Perhaps the single most constant element of my childhood was Sunday morning church – and holidays provided no exception. Since Easter is always on Sunday, we knew that’s where we would be. To be sure, there were other Easter traditions. We usually got a new church outfit and some Easter candy and even had an egg hunt or two (after Dad decided that the occasional pagan celebration wouldn’t cause us any real harm). But we were always at church. And church on Easter generally meant that we could count on singing several of a pretty small assortment of Easter songs. One was “the Gravy Song” – you may know it as “Christ Arose,” but to little southern boys it sure sounded like we were singing “up from the gravy arose…” Another was the Gaither classic, “Because He Lives” and it is this song that will always stand out in my mind and have a special place in my heart.

The first verse is a succinct summary of Jesus’ birth, life, death and resurrection and the chorus goes like this:
Because He lives, I can face tomorrow,
Because He lives, all fear is gone;
Because I know He holds the future,
And life is worth the living,
Just because He lives!

Though I’m certain that I had heard the song before, I remember the first time that I really heard this song and understood its significance.
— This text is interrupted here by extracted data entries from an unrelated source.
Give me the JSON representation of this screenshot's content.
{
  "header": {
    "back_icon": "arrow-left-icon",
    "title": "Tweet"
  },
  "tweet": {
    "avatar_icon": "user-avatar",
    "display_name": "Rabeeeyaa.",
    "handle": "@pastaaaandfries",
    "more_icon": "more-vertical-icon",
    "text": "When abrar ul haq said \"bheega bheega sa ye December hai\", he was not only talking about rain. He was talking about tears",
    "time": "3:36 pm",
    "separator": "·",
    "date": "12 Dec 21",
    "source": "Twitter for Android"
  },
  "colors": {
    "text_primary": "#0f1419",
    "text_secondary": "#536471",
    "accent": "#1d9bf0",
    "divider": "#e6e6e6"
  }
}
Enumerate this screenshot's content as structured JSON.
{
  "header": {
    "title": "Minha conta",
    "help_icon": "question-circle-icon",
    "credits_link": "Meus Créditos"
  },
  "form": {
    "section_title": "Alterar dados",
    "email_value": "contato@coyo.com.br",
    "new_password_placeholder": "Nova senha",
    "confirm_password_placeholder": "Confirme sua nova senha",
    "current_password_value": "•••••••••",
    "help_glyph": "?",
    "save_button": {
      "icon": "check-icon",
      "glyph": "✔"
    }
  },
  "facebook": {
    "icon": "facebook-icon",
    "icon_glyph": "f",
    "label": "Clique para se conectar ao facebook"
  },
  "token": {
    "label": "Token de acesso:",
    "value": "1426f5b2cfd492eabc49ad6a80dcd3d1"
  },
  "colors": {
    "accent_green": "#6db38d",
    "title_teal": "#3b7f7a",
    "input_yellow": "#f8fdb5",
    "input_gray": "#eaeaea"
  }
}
It was about 10 days shy of my 10th birthday and we sang this song at my Grandfather’s funeral. Being so young, I had never thought that much about life or what gave it value. The future had never seemed daunting and fear was mostly reserved for imaginary dangers. But that day, maybe for the first time, I felt the pain of loss. Perhaps more significantly, I saw the pain of loss in people that I cared about. I saw the tears and grief of my family.

But I also saw their hope and nowhere was it more clearly evident than when we joined our voices and belted out that song. I remember feeling a sense of exhilaration. It was as if we were taunting death with this song of hope in Christ. I actually remember being so filled with joy during the singing of that song that I felt guilty and confessed to my dad later. I thought that it must be wrong to feel that happy during a funeral.

As the years have passed, I’ve often relived that moment in my mind, particularly on Easter or any other time I hear that song. As I have reflected on that moment I’ve come to understand that what I experienced that day is exactly what Easter is really about. Easter is not just a celebration of the death and resurrection of Jesus. It is a celebration of the life and hope He gives because He is alive. It is a celebration of release from bondage and fear. It is a celebration of the fact that in the midst of uncertainty I know who holds the future.

As you go through your normal Easter routine, I invite you to consider whether or not the life of Christ has ever truly impacted your own. If not, there is no better time than the present to place your faith in Him. If you’ve already done so, I challenge you to set aside some time just to reflect on some of the ways His life gives you hope.